Le università europee possono ora lanciare campagne di reclutamento con slogan accattivanti tipo:
“Qui i laboratori hanno più finanziamenti della squadra di football!”
oppure
“In Europa, le conferenze non iniziano con una preghiera contro l’evoluzionismo!”

Una brain drain all’incontrario?

Pensateci: l’Europa ha per decenni pianto per la “fuga dei cervelli”. Ora, grazie a Trump, è arrivato il contrappasso: la “fuga dei cervelli americani”. Un vero Rinascimento 2.0, con neuroscienziati del MIT che migrano verso la Normandia, climatologi di Stanford che trovano rifugio nei Paesi Bassi (dove il livello del mare è preso molto sul serio), e virologi che scappano da Washington per abbracciare l’abbronzatura scandinava delle conferenze in Svezia.

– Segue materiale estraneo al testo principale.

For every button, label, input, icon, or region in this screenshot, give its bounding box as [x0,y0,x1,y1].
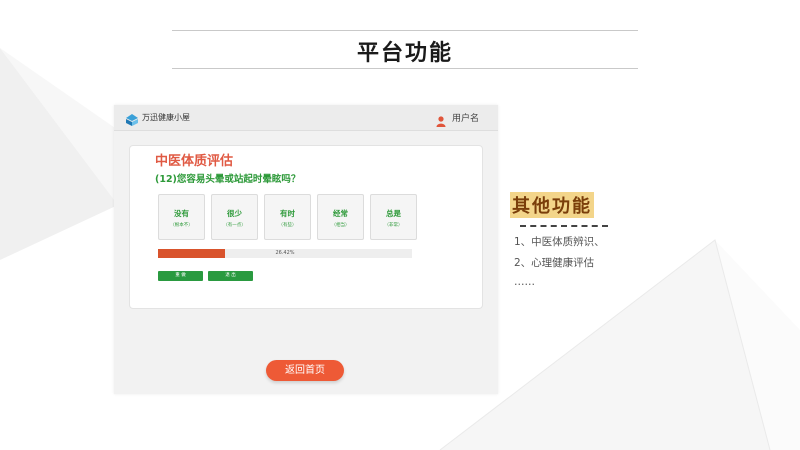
other-features-title: 其他功能 [510,192,594,218]
app-name: 万迅健康小屋 [142,113,190,122]
exit-button[interactable]: 退 出 [208,271,253,281]
user-icon[interactable] [436,112,446,131]
return-home-button[interactable]: 返回首页 [266,360,344,381]
option-sub: （根本不） [170,223,193,228]
slide-title-frame: 平台功能 [172,30,638,69]
dashed-divider [520,225,608,227]
option-sub: （有一点） [223,223,246,228]
app-screenshot: 万迅健康小屋 用户名 中医体质评估 (12)您容易头晕或站起时晕眩吗？ 没有 （… [114,105,498,394]
feature-item: 1、中医体质辨识、 [514,236,605,248]
option-often[interactable]: 经常 （相当） [317,194,364,240]
option-rarely[interactable]: 很少 （有一点） [211,194,258,240]
feature-item: 2、心理健康评估 [514,257,595,269]
redo-button[interactable]: 重 做 [158,271,203,281]
option-label: 经常 [333,209,348,218]
option-never[interactable]: 没有 （根本不） [158,194,205,240]
progress-text: 26.42% [275,250,295,256]
option-sub: （非常） [384,223,403,228]
app-header: 万迅健康小屋 用户名 [114,105,498,131]
card-title: 中医体质评估 [155,154,234,169]
app-logo-icon [126,111,138,130]
assessment-card: 中医体质评估 (12)您容易头晕或站起时晕眩吗？ 没有 （根本不） 很少 （有一… [129,145,483,309]
user-name[interactable]: 用户名 [452,111,479,124]
progress-bar: 26.42% [158,249,412,258]
question-text: (12)您容易头晕或站起时晕眩吗？ [155,174,301,185]
option-always[interactable]: 总是 （非常） [370,194,417,240]
option-sub: （相当） [331,223,350,228]
slide-title: 平台功能 [356,41,453,66]
option-label: 没有 [174,209,189,218]
option-label: 总是 [386,209,401,218]
option-sometimes[interactable]: 有时 （有些） [264,194,311,240]
feature-item: …… [514,276,535,288]
option-label: 有时 [280,209,295,218]
option-sub: （有些） [278,223,297,228]
option-label: 很少 [227,209,242,218]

Make Science European Again

Trump, forse senza volerlo (ma ormai il dubbio è metodologico), sta facendo per la scienza europea quello che l'UE non è mai riuscita a fare: renderla sexy, attrattiva, libera. Sta trasformando l’Europa da vecchio continente burocratico a paradiso accademico. Non sarà la Silicon Valley, ma almeno non ti dicono di curare il cancro col Gatorade.

E allora diciamolo: grazie, Donald. Continua così. La prossima generazione di Nobel, quella che lavorerà tra Vienna e Lione, ti deve almeno un brindisi. Di disinfettante, ovviamente.